The long-billed murrelet is longer billed, slightly larger, and 20% heavier than the marbled murrelet, and has a white eye ring. In breeding plumage it shows a pale throat which is absent in marbled murrelet, and weaker scaling because of fewer rusty and buff markings. In winter, the long-billed murrelet lacks the white collar of the marbled.

Measurements:

- Length: 25 cm
- Weight: 310 g
- Wingspan: 43 cm

==Behaviour and breeding==
The long-billed murrelet feeds at sea principally on small fish, both in pelagic offshore areas (often associating with upwellings), and inshore in protected bays. It tends to migrate more than its closest relative the marbled murrelet.

The breeding behaviour of the long-billed murrelet is very unusual. Unlike most other seabirds, it does not breed in colonies or even necessarily close to the sea, instead nesting in on branches of old-growth conifers. It lays one egg on a thick lichen- or moss-covered branch or hollow. The egg is incubated for a month, then the chick is fed for around 40 days until it fledges and flies unaccompanied to the sea.

==Conservation==
The long-billed murrelet is considered globally threatened, having declined across its range over the last few decades. The biggest threat to the murrelet is the loss of the old growth forest to logging. Other losses can occur through entanglement in fishing gear. The bird could be threatened by the oil development of the Okhotsk and Bering Sea shelves.

==Vagrancy==
The species is unusually prone to vagrancy, with records in both North America and Europe, often at inland sites well away from its usual ocean habitat.

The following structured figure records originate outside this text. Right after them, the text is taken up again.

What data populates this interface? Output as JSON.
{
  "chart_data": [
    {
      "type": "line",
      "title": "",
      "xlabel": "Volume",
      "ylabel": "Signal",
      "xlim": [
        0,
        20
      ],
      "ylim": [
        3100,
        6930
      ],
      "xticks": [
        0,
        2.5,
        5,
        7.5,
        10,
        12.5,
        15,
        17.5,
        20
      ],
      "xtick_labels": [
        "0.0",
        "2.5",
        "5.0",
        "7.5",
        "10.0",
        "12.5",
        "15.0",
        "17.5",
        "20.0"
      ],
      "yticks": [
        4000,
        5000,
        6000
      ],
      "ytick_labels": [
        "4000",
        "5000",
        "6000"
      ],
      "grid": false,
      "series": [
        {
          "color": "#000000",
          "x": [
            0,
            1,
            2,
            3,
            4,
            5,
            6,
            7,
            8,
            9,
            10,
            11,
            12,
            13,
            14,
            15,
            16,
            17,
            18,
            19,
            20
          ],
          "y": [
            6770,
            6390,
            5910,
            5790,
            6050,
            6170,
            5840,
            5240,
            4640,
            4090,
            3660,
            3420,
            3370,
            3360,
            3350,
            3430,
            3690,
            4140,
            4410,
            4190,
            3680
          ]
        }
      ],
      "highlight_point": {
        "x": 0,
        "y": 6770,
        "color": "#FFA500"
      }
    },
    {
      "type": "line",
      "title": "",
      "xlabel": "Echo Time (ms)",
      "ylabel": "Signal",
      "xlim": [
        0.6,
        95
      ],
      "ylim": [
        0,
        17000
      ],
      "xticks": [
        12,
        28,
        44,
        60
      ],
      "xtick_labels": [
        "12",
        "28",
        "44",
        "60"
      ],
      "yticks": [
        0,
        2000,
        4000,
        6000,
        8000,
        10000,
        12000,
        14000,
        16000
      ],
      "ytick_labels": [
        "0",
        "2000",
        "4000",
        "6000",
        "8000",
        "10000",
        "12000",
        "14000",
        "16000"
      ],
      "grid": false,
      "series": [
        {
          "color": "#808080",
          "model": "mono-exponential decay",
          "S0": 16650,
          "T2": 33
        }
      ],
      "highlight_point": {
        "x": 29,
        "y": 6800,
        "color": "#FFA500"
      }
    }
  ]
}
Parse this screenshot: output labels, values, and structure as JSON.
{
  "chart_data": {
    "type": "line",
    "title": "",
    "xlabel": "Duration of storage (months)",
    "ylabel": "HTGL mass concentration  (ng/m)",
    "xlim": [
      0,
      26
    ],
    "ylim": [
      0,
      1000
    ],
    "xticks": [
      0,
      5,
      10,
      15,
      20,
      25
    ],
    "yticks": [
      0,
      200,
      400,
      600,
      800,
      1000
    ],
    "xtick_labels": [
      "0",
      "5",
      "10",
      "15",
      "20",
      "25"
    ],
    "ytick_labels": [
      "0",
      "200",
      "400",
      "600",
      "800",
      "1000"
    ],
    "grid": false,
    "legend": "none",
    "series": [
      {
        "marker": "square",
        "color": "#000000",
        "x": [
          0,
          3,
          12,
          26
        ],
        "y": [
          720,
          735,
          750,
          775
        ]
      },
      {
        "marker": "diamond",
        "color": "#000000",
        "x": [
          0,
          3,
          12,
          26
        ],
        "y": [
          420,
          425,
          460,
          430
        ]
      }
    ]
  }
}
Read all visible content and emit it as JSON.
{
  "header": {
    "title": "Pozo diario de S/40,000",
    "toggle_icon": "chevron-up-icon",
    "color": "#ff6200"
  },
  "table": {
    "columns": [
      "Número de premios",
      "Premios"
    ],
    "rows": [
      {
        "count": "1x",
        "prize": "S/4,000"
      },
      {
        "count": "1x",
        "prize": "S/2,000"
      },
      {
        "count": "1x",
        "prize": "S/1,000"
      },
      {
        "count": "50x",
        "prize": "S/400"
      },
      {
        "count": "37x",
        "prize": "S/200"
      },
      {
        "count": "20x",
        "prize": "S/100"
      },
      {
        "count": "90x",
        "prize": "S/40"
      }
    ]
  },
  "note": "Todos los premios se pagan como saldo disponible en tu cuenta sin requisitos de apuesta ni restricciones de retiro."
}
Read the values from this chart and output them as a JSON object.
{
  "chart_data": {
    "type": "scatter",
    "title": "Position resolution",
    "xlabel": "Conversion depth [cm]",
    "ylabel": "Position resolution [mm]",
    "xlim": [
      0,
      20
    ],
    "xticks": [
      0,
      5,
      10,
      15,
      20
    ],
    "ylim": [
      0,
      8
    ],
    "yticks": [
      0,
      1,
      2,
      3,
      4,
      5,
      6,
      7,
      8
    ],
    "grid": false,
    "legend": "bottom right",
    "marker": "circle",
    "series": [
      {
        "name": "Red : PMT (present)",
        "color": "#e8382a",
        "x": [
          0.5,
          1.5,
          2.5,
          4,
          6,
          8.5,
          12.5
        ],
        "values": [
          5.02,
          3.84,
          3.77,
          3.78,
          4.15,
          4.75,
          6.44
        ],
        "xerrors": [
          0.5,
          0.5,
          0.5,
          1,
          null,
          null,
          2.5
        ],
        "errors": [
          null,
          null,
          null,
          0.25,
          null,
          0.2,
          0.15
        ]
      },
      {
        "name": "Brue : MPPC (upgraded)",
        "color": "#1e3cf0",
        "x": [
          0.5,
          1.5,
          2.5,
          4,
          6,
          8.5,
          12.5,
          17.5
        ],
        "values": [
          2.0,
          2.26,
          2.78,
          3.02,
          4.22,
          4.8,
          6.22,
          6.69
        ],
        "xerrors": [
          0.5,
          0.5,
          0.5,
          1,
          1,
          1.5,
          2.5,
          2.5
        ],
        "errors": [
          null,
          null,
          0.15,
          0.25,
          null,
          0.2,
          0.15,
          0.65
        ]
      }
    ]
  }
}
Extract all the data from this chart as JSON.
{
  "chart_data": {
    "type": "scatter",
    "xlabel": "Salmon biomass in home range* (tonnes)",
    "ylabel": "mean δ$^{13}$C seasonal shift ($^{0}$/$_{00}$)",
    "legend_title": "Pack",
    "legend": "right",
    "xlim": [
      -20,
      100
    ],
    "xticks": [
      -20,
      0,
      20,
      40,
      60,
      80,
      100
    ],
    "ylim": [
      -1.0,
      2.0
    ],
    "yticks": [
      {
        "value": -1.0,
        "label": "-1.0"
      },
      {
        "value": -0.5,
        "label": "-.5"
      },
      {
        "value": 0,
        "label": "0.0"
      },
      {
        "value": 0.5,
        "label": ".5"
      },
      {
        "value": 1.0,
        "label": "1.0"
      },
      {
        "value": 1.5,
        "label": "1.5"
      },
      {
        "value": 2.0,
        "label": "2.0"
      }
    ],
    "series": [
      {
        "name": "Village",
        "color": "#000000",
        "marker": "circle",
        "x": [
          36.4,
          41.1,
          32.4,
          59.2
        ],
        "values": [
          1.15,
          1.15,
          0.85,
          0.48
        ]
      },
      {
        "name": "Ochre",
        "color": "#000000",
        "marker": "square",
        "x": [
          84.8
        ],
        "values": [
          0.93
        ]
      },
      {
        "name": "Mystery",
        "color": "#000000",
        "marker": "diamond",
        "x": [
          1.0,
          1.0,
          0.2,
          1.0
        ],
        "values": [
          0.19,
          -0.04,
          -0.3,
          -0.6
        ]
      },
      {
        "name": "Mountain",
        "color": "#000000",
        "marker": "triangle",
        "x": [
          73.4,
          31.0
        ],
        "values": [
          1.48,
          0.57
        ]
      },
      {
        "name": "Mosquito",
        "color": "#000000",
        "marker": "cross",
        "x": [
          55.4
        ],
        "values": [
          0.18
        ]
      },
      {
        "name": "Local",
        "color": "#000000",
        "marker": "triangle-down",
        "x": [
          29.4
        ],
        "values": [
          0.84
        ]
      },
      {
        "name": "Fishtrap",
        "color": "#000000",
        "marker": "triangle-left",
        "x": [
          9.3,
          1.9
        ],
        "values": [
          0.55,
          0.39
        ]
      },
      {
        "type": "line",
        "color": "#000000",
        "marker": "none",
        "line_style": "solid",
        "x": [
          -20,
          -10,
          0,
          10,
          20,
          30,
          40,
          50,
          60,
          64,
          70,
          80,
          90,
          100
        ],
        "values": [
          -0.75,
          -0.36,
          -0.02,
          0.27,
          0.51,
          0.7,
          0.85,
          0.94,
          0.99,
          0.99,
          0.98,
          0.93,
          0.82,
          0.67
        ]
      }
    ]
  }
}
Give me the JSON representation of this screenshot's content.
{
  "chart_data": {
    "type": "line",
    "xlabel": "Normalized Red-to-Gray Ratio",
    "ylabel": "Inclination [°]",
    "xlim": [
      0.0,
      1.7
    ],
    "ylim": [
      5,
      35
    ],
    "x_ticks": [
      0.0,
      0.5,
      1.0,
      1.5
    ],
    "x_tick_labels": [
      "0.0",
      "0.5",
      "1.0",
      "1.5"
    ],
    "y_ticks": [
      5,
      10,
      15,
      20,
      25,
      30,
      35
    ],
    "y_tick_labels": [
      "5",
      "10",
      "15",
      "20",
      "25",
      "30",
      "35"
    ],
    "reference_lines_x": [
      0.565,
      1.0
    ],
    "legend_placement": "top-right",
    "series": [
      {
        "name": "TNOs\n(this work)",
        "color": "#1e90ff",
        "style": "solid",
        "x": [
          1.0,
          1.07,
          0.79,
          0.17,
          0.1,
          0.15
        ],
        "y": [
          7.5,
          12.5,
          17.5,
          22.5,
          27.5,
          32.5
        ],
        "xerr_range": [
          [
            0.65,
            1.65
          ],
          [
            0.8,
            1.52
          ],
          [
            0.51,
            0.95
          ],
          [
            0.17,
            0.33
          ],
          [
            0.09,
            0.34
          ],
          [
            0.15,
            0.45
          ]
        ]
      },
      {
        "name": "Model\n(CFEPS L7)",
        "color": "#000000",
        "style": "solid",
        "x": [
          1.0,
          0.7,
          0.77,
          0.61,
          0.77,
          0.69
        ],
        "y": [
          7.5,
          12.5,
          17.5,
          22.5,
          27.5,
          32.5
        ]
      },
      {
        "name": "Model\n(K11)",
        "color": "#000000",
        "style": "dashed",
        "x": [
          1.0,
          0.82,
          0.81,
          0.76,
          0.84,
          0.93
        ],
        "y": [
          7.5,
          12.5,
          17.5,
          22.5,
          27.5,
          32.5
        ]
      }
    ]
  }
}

There are about 40 records from North America (Mlodinow 1997), half of them on the Pacific coast where they might be expected, but the rest scattered across the continent east to Florida, Pennsylvania, New Jersey, New York, Massachusetts, North Carolina, South Carolina and Newfoundland, as well as on lakes and rivers several hundred kilometers from the sea, in Colorado (two), Indiana (three), Montana, Ohio, Kentucky, Tennessee, Arkansas, Wyoming (two), and Kansas (two).

The first found in Europe was a first-winter individual discovered drowned in a fishing net at Zollikon, Lake Zurich, Switzerland on a date between 15 and 18 December 1997. The specimen has been deposited at the Naturhistorisches Museum Basel (Maumary and Knaus 2000).

Europe's second was found at Dawlish Warren, Devon, England on 7 November 2006; initially identified as a little auk. It was re-found offshore from Dawlish town centre on 11 November, and attracted large crowds of birdwatchers. The bird was present until 14 November, with an estimated 1000+ birders travelled from as far afield as Edinburgh and (reportedly) the Netherlands to see it.

The third Western Palearctic record followed quickly with a bird on a reservoir in Romania, on the Olt River near Alsoporumbak from 21–23 December 2006.